Their one and only kiss was at their wedding, and she admitted that in hindsight they should have done a cool handshake, but they weren’t as open about their platonic marriage at the time.
However, the couple is affectionate even though they don’t have sex. In one of her videos, she said they will cuddle or hold hands, but that’s where they draw the line.
‘When I say we’re not romantically or physically involved, what I just mean is that I don’t feel like I’m like deeply, madly head over heels in love with her,’ she explained.
‘I don’t have the desire to kiss her. I’m not physically attracted to her where I want to sleep with her — and she feels the same about me.’
Making it work: While they aren’t physically attracted to each other, they cuddle, hold hands, and currently share a bed because it’s economical
Open: Jay noted they both have the freedom to seek out romantic or physical relationships with other people, but they’re happy with their marriage
Jay and Krystle do share a bedroom and a bed, but she said that’s only because it makes financial sense for them right now. They would eventually like to have separate rooms and have their own space.

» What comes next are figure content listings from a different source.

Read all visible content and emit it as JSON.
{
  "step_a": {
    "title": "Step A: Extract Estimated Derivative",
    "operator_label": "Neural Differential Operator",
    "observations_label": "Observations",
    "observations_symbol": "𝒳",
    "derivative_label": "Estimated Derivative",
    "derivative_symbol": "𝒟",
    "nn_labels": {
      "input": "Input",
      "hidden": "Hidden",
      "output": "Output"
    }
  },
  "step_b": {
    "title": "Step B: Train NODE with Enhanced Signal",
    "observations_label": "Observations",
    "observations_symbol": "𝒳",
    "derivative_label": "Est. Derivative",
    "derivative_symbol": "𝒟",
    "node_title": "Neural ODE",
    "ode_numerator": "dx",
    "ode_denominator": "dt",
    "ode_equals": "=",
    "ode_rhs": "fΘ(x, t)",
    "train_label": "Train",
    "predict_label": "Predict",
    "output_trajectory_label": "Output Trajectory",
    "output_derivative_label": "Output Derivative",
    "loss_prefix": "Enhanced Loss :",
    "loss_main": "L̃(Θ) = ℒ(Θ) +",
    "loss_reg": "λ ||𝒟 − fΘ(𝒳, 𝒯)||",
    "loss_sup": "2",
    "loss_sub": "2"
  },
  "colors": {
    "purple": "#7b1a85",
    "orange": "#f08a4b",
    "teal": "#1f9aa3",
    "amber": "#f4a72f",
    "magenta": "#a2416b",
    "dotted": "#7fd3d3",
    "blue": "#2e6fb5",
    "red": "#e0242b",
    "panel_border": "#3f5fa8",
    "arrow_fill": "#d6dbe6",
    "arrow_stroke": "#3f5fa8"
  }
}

A number of commenters were concerned about what would happen if one of them fell in love with someone else, but she doesn’t see it being an issue.
‘Right now we’re happy living together, having finances together, raising our foster kid together, and really building a life,’ she said.
If anything like that were to happen, Jay insisted that they would ‘talk about it’ and ‘figure it out like best friends do.’
‘The best part about her being my absolute best friend in the world is at the core we love each other and want to support each other no matter what,’ she explained.